Abortire a San Marino, lo Stato indipendente che si trova a ridosso delle Marche e dell’Emilia Romagna, a due passi da Rimini e Pesaro è praticamente impossibile e punibile con il carcere.
Che cosa è accaduto il 6 marzo scorso, a ridosso della giornata internazionale della donna. Una raccolta firme in dodici parrocchie hanno sottoscritto un documento in cui l’aborto può avvenire solo in caso di grave e conclamato pericolo per la donna.
C’è uno spiraglio all’autodeterminazione di quest’ultima? Certo ma in maniera negativa. La voce della diretta interessata può essere ascoltata solo se decide di mettere fine alla propria vita in favore di quella del figlio. Una proposta di legge popolare scritta in italiano che va ben più oltre di quanto preveda qualsiasi decreto Pillon o qualsiasi proposta di abolizione della 194 voluta dal ministro Fontana e appoggiata da Adinolfi. Sarebbe ben accolta nel convegno di Verona in cui si discuterà di abolizione di qualsiasi diritto civile.
Su questa proposta il Consiglio Grande e Generale (il parlamento di San Marino) dovrà pronunciarsi entro sei mesi. Ora chi decide di mettere fine alla vita del proprio feto viene punita col carcere da tre a sei anni. La legge è severa, peggio di quelle dei peggiori stati oscurantisti, e non tiene conto della minore età della donna, della possibilità che la stessa sia stata vittima di stupro oppure se disabile.
Vanessa Muratori, ex parlamentare di sinistra unita, sta invece presentando una controproposta di legge per regolamentare l’interruzione di gravidanza e togliere il piccolo staterello dalla condizione medievale. Ma le occorrono almeno 60 firme. Le donne sammarinesi spendono circa 2mila euro per esercitare il loro diritto e abortire in Italia. Secondo una stima sono circa 20 all’anno.

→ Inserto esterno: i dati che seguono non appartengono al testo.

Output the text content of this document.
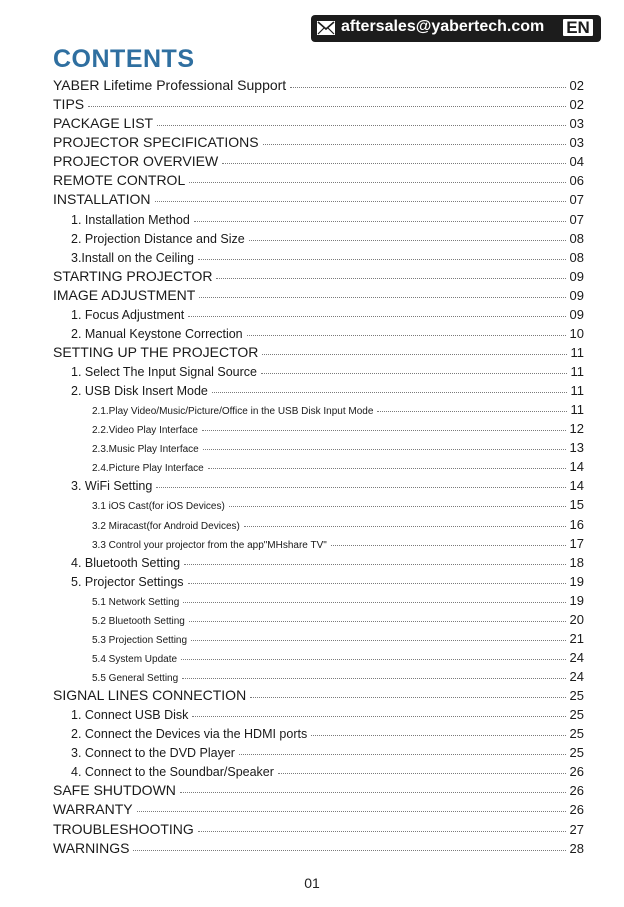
aftersales@yabertech.com	EN
CONTENTS
YABER Lifetime Professional Support	02
TIPS	02
PACKAGE LIST	03
PROJECTOR SPECIFICATIONS	03
PROJECTOR OVERVIEW	04
REMOTE CONTROL	06
INSTALLATION	07
1. Installation Method	07
2. Projection Distance and Size	08
3.Install on the Ceiling	08
STARTING PROJECTOR	09
IMAGE ADJUSTMENT	09
1. Focus Adjustment	09
2. Manual Keystone Correction	10
SETTING UP THE PROJECTOR	11
1. Select The Input Signal Source	11
2. USB Disk Insert Mode	11
2.1.Play Video/Music/Picture/Office in the USB Disk Input Mode	11
2.2.Video Play Interface	12
2.3.Music Play Interface	13
2.4.Picture Play Interface	14
3. WiFi Setting	14
3.1 iOS Cast(for iOS Devices)	15
3.2 Miracast(for Android Devices)	16
3.3 Control your projector from the app"MHshare TV"	17
4. Bluetooth Setting	18
5. Projector Settings	19
5.1 Network Setting	19
5.2 Bluetooth Setting	20
5.3 Projection Setting	21
5.4 System Update	24
5.5 General Setting	24
SIGNAL LINES CONNECTION	25
1. Connect USB Disk	25
2. Connect the Devices via the HDMI ports	25
3. Connect to the DVD Player	25
4. Connect to the Soundbar/Speaker	26
SAFE SHUTDOWN	26
WARRANTY	26
TROUBLESHOOTING	27
WARNINGS	28
01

Oggi a San Marino è prevista solo un’attenuante per la donna che abortisce: se non è sposata scatta la giustificazione motivata dall’onore. Né la grave malformazione del feto, né la violenza sessuale o l’incesto possono invece salvarla dalla prigione. Un impianto normativo rigidamente patriarcale di fatto riconfermato dal nuovo Pdl.